Performance issues, such as these problems, can only truly be solved with a complete public cloud restoration project, which is not likely to happen. Therefore, we are likely to see a few of the public cloud providers face plant due to a systemic performance problem that they just can’t solve in time to capture the market. We have seen this same pattern within other emerging technologies over the years, and cloud technology will be no different.
So, what are those in enterprise IT to do when considering cloud computing performance? There are some basic performance concepts that you should consider as you select public cloud providers, and as you migrate data and processes to the cloud. Below are my top 3 concepts.
Distance Equals Latency
The distance between you and your cloud center will determine the amount of latency you’ll experience, generally speaking. You should select a provider with a regional data center that’s fairly close to the people or systems that will consume the cloud service. You should test the connection as well, understanding that shorter distances don’t always guarantee better network response.
Most public cloud computing providers allow you to place lock systems into regional data centers. Thus, they typically won’t move outside of that data center unless they’re dealing with a business continuity situation. This should reduce the latency you’ll experience over time, but will also increase costs since there is typically an up-charge for this service.
Poor Design Equals Poor Performance
Many of those tasked with migrating systems from the local data center to public clouds consider this an A-to-A port with few modifications required. While the system may run fine, if it’s not localized to leverage the performance features of the host cloud, you’re not getting the best performance bang for your cloud buck.
Performance should be considered in the design of your system, including how to deal with resource provisioning and de-provisioning, platform optimization, etc.. Most public cloud providers get paid regardless of whether your system is optimized or not. However, you’ll suffer larger bills and poor performance. With a bit of good system design that leverages the native features of the public cloud, those issues will diminish.
Understand the Approach to Tenant Management
You should understand the tenant management features of the public cloud provider, and work around any quirks. All clouds do not approach tenant management in the same way. It’s helpful to understand how the cloud provider deals with multitenancy at an architecture level so you can optimize your use of the public cloud resource.
The idea is to alter your approach to when, how, and the size of the chunks of resources you provision to support your system processing.
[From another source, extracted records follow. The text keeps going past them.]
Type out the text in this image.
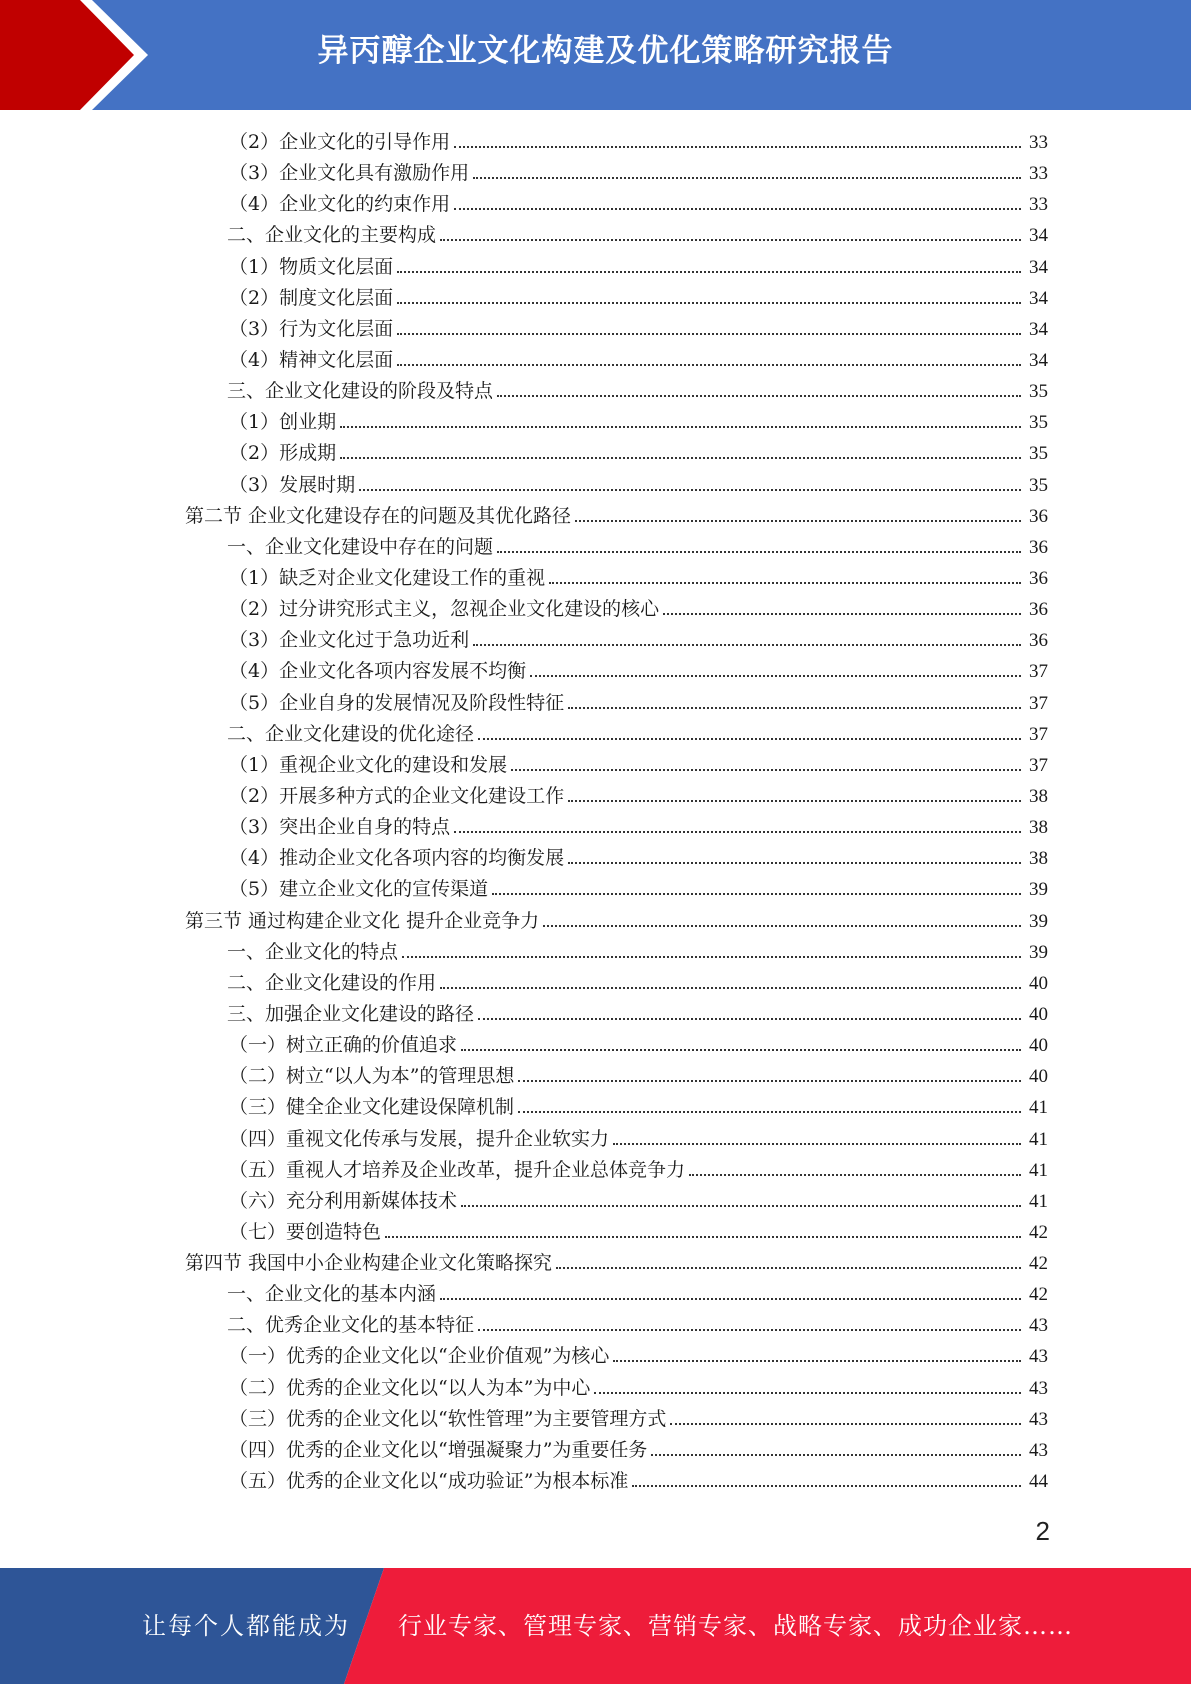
异丙醇企业文化构建及优化策略研究报告
（2）企业文化的引导作用	33
（3）企业文化具有激励作用	33
（4）企业文化的约束作用	33
二、企业文化的主要构成	34
（1）物质文化层面	34
（2）制度文化层面	34
（3）行为文化层面	34
（4）精神文化层面	34
三、企业文化建设的阶段及特点	35
（1）创业期	35
（2）形成期	35
（3）发展时期	35
第二节 企业文化建设存在的问题及其优化路径	36
一、企业文化建设中存在的问题	36
（1）缺乏对企业文化建设工作的重视	36
（2）过分讲究形式主义，忽视企业文化建设的核心	36
（3）企业文化过于急功近利	36
（4）企业文化各项内容发展不均衡	37
（5）企业自身的发展情况及阶段性特征	37
二、企业文化建设的优化途径	37
（1）重视企业文化的建设和发展	37
（2）开展多种方式的企业文化建设工作	38
（3）突出企业自身的特点	38
（4）推动企业文化各项内容的均衡发展	38
（5）建立企业文化的宣传渠道	39
第三节 通过构建企业文化 提升企业竞争力	39
一、企业文化的特点	39
二、企业文化建设的作用	40
三、加强企业文化建设的路径	40
（一）树立正确的价值追求	40
（二）树立“以人为本”的管理思想	40
（三）健全企业文化建设保障机制	41
（四）重视文化传承与发展，提升企业软实力	41
（五）重视人才培养及企业改革，提升企业总体竞争力	41
（六）充分利用新媒体技术	41
（七）要创造特色	42
第四节 我国中小企业构建企业文化策略探究	42
一、企业文化的基本内涵	42
二、优秀企业文化的基本特征	43
（一）优秀的企业文化以“企业价值观”为核心	43
（二）优秀的企业文化以“以人为本”为中心	43
（三）优秀的企业文化以“软性管理”为主要管理方式	43
（四）优秀的企业文化以“增强凝聚力”为重要任务	43
（五）优秀的企业文化以“成功验证”为根本标准	44
2
让每个人都能成为 行业专家、管理专家、营销专家、战略专家、成功企业家……
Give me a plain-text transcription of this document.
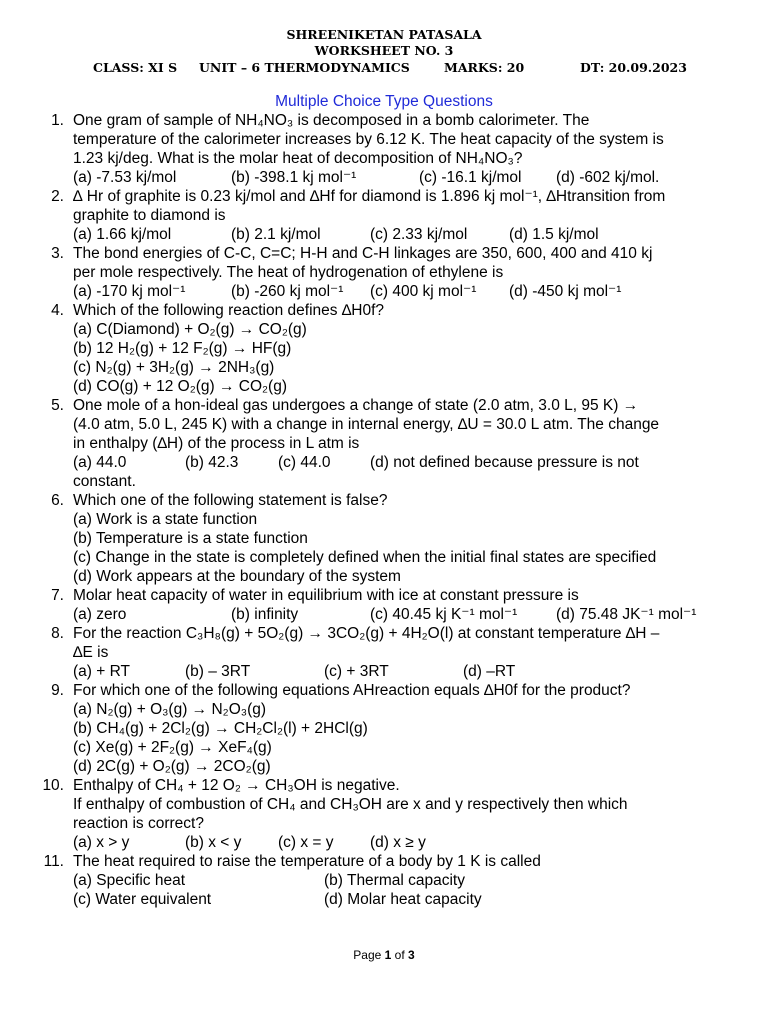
SHREENIKETAN PATASALA
WORKSHEET NO. 3
CLASS: XI S UNIT – 6 THERMODYNAMICS	MARKS: 20	DT: 20.09.2023
Multiple Choice Type Questions
1. One gram of sample of NH₄NO₃ is decomposed in a bomb calorimeter. The
temperature of the calorimeter increases by 6.12 K. The heat capacity of the system is
1.23 kj/deg. What is the molar heat of decomposition of NH₄NO₃?
(a) -7.53 kj/mol	(b) -398.1 kj mol⁻¹	(c) -16.1 kj/mol (d) -602 kj/mol.
2. ∆ Hr of graphite is 0.23 kj/mol and ∆Hf for diamond is 1.896 kj mol⁻¹, ∆Htransition from
graphite to diamond is
(a) 1.66 kj/mol	(b) 2.1 kj/mol	(c) 2.33 kj/mol	(d) 1.5 kj/mol
3. The bond energies of C-C, C=C; H-H and C-H linkages are 350, 600, 400 and 410 kj
per mole respectively. The heat of hydrogenation of ethylene is
(a) -170 kj mol⁻¹	(b) -260 kj mol⁻¹ (c) 400 kj mol⁻¹ (d) -450 kj mol⁻¹
4. Which of the following reaction defines ∆H0f?
(a) C(Diamond) + O₂(g) → CO₂(g)
(b) 12 H₂(g) + 12 F₂(g) → HF(g)
(c) N₂(g) + 3H₂(g) → 2NH₃(g)
(d) CO(g) + 12 O₂(g) → CO₂(g)
5. One mole of a hon-ideal gas undergoes a change of state (2.0 atm, 3.0 L, 95 K) →
(4.0 atm, 5.0 L, 245 K) with a change in internal energy, ∆U = 30.0 L atm. The change
in enthalpy (∆H) of the process in L atm is
(a) 44.0	(b) 42.3	(c) 44.0	(d) not defined because pressure is not
constant.
6. Which one of the following statement is false?
(a) Work is a state function
(b) Temperature is a state function
(c) Change in the state is completely defined when the initial final states are specified
(d) Work appears at the boundary of the system
7. Molar heat capacity of water in equilibrium with ice at constant pressure is
(a) zero	(b) infinity	(c) 40.45 kj K⁻¹ mol⁻¹ (d) 75.48 JK⁻¹ mol⁻¹
8. For the reaction C₃H₈(g) + 5O₂(g) → 3CO₂(g) + 4H₂O(l) at constant temperature ∆H –
∆E is
(a) + RT	(b) – 3RT	(c) + 3RT	(d) –RT
9. For which one of the following equations AHreaction equals ∆H0f for the product?
(a) N₂(g) + O₃(g) → N₂O₃(g)
(b) CH₄(g) + 2Cl₂(g) → CH₂Cl₂(l) + 2HCl(g)
(c) Xe(g) + 2F₂(g) → XeF₄(g)
(d) 2C(g) + O₂(g) → 2CO₂(g)
10. Enthalpy of CH₄ + 12 O₂ → CH₃OH is negative.
If enthalpy of combustion of CH₄ and CH₃OH are x and y respectively then which
reaction is correct?
(a) x > y	(b) x < y (c) x = y (d) x ≥ y
11. The heat required to raise the temperature of a body by 1 K is called
(a) Specific heat	(b) Thermal capacity
(c) Water equivalent	(d) Molar heat capacity
Page 1 of 3
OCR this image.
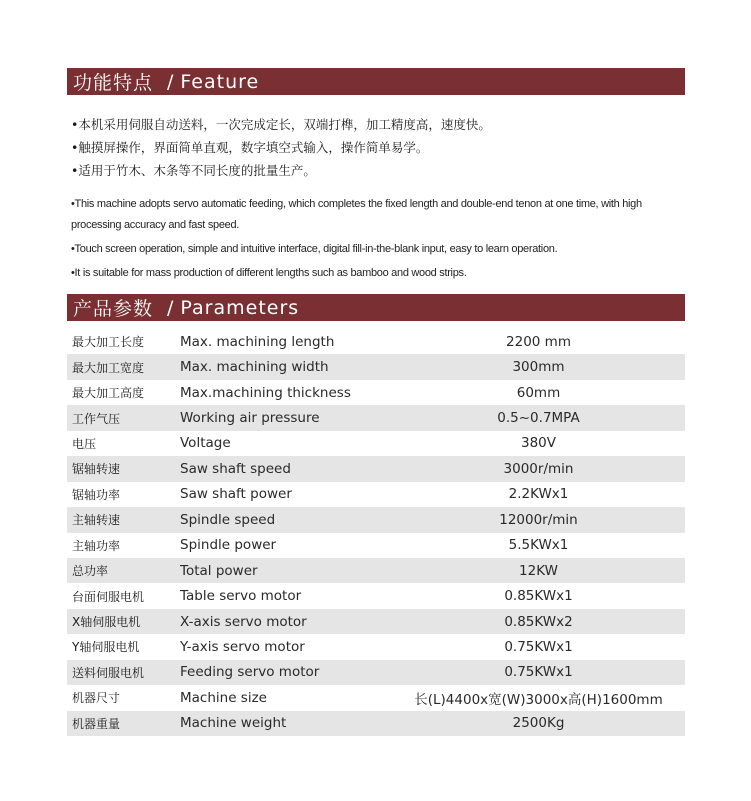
功能特点 / Feature
•本机采用伺服自动送料，一次完成定长，双端打榫，加工精度高，速度快。
•触摸屏操作，界面简单直观，数字填空式输入，操作简单易学。
•适用于竹木、木条等不同长度的批量生产。
•This machine adopts servo automatic feeding, which completes the fixed length and double-end tenon at one time, with high processing accuracy and fast speed.
•Touch screen operation, simple and intuitive interface, digital fill-in-the-blank input, easy to learn operation.
•It is suitable for mass production of different lengths such as bamboo and wood strips.
产品参数 / Parameters
最大加工长度	Max. machining length	2200 mm
最大加工宽度	Max. machining width	300mm
最大加工高度	Max.machining thickness	60mm
工作气压	Working air pressure	0.5~0.7MPA
电压	Voltage	380V
锯轴转速	Saw shaft speed	3000r/min
锯轴功率	Saw shaft power	2.2KWx1
主轴转速	Spindle speed	12000r/min
主轴功率	Spindle power	5.5KWx1
总功率	Total power	12KW
台面伺服电机	Table servo motor	0.85KWx1
X轴伺服电机	X-axis servo motor	0.85KWx2
Y轴伺服电机	Y-axis servo motor	0.75KWx1
送料伺服电机	Feeding servo motor	0.75KWx1
机器尺寸	Machine size	长(L)4400x宽(W)3000x高(H)1600mm
机器重量	Machine weight	2500Kg
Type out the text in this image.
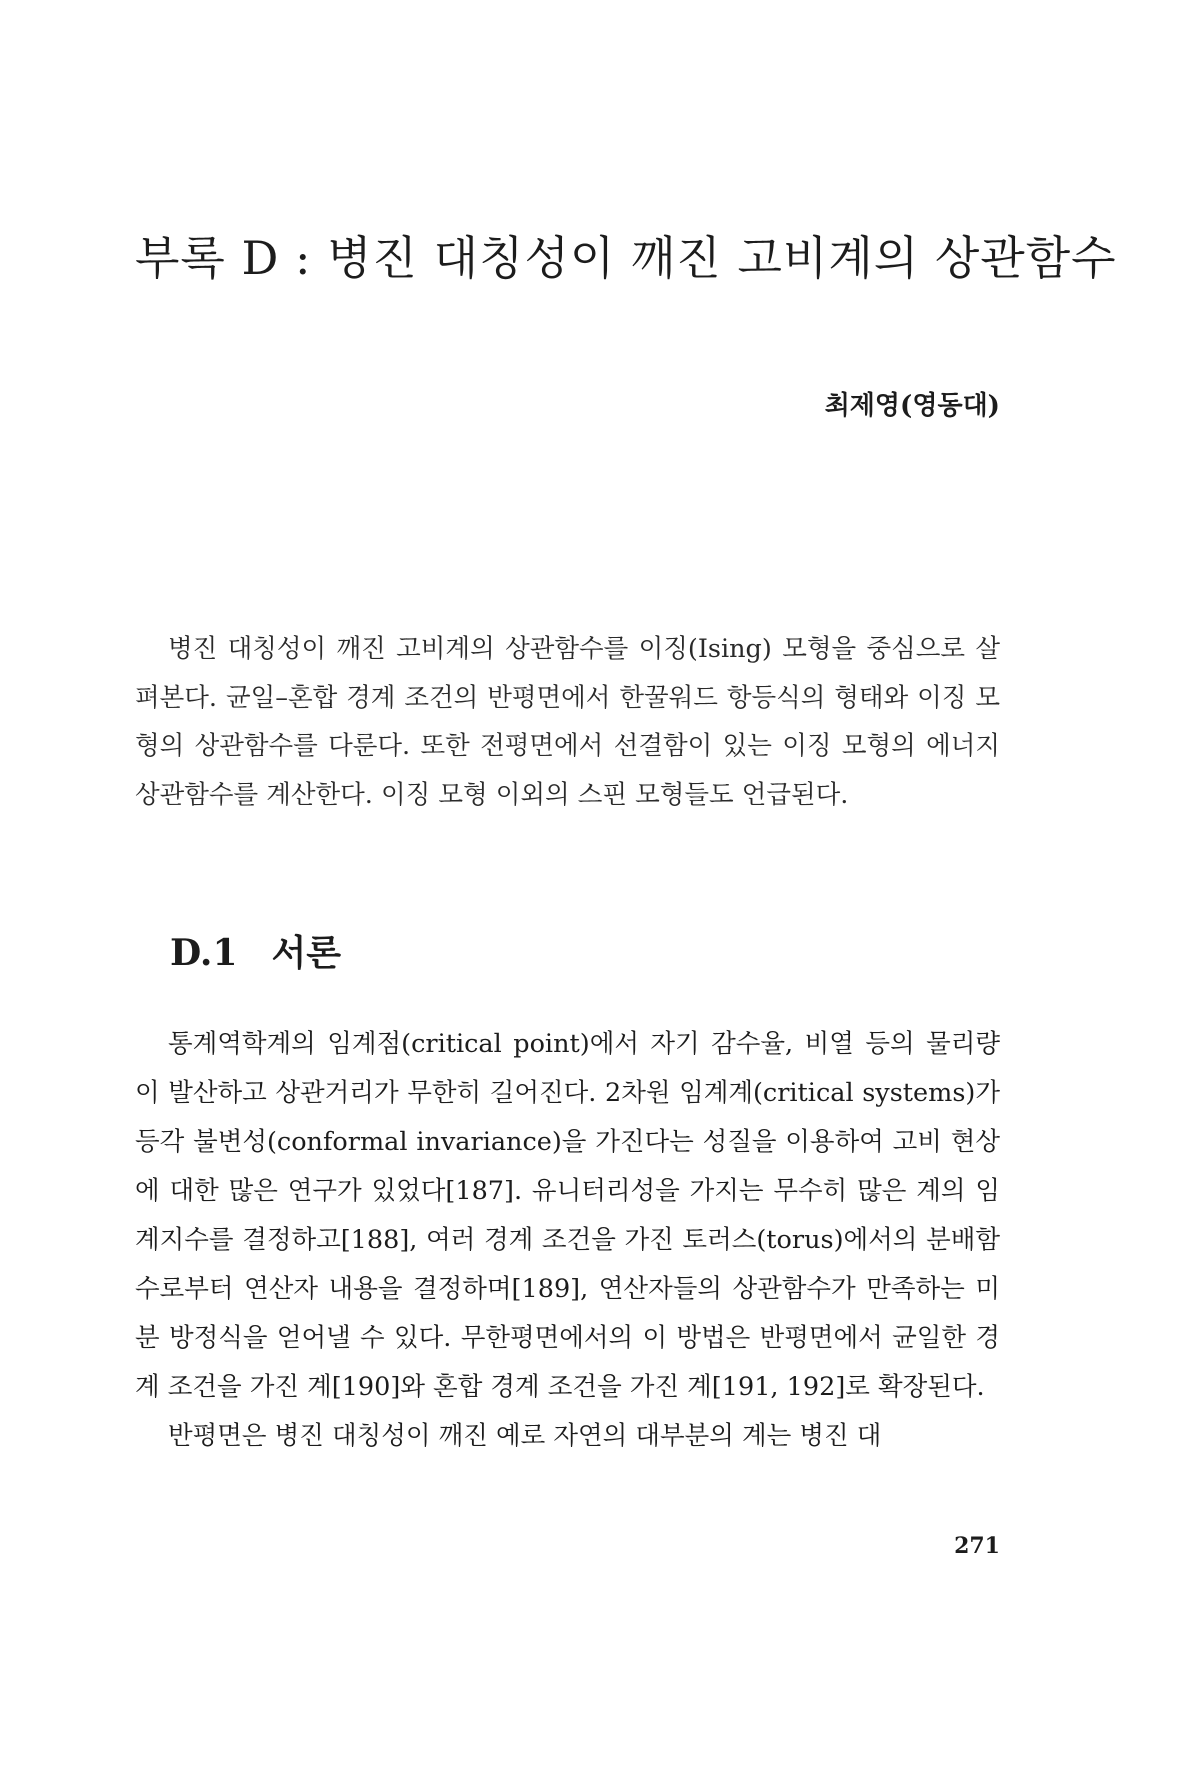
부록 D : 병진 대칭성이 깨진 고비계의 상관함수
최제영(영동대)

병진 대칭성이 깨진 고비계의 상관함수를 이징(Ising) 모형을 중심으로 살펴본다. 균일–혼합 경계 조건의 반평면에서 한꿀워드 항등식의 형태와 이징 모형의 상관함수를 다룬다. 또한 전평면에서 선결함이 있는 이징 모형의 에너지 상관함수를 계산한다. 이징 모형 이외의 스핀 모형들도 언급된다.

D.1 서론

통계역학계의 임계점(critical point)에서 자기 감수율, 비열 등의 물리량이 발산하고 상관거리가 무한히 길어진다. 2차원 임계계(critical systems)가 등각 불변성(conformal invariance)을 가진다는 성질을 이용하여 고비 현상에 대한 많은 연구가 있었다[187]. 유니터리성을 가지는 무수히 많은 계의 임계지수를 결정하고[188], 여러 경계 조건을 가진 토러스(torus)에서의 분배함수로부터 연산자 내용을 결정하며[189], 연산자들의 상관함수가 만족하는 미분 방정식을 얻어낼 수 있다. 무한평면에서의 이 방법은 반평면에서 균일한 경계 조건을 가진 계[190]와 혼합 경계 조건을 가진 계[191, 192]로 확장된다.

반평면은 병진 대칭성이 깨진 예로 자연의 대부분의 계는 병진 대

271
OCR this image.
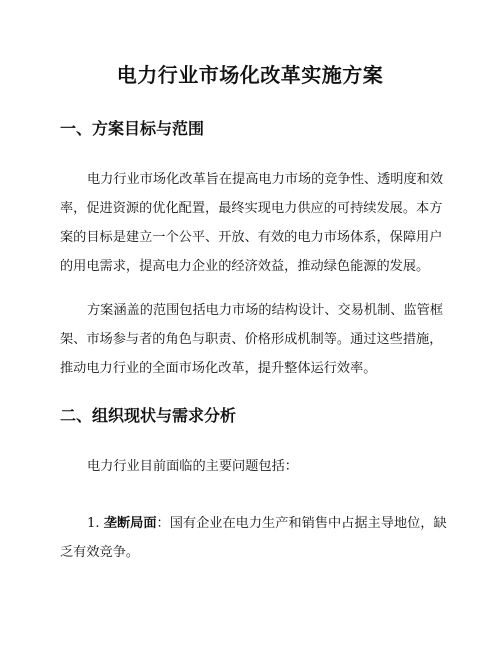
电力行业市场化改革实施方案
一、方案目标与范围
电力行业市场化改革旨在提高电力市场的竞争性、透明度和效
率，促进资源的优化配置，最终实现电力供应的可持续发展。本方
案的目标是建立一个公平、开放、有效的电力市场体系，保障用户
的用电需求，提高电力企业的经济效益，推动绿色能源的发展。
方案涵盖的范围包括电力市场的结构设计、交易机制、监管框
架、市场参与者的角色与职责、价格形成机制等。通过这些措施，
推动电力行业的全面市场化改革，提升整体运行效率。
二、组织现状与需求分析
电力行业目前面临的主要问题包括：
1. 垄断局面：国有企业在电力生产和销售中占据主导地位，缺
乏有效竞争。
For example, you may find that provisioning smaller amounts of resources at a time does not task the tenant management system as much as allocating one large chunk. The idea is to understand the quirks of the cloud, and work around them to optimize performance.
As we become more experienced with public clouds, the ability to manage performance should improve. Also, over time, cloud providers should learn and evolve their cloud computing offerings to provide better performance and scalability. However, for the next few years, cloud computing performance management will be a necessary skill that most enterprises will need.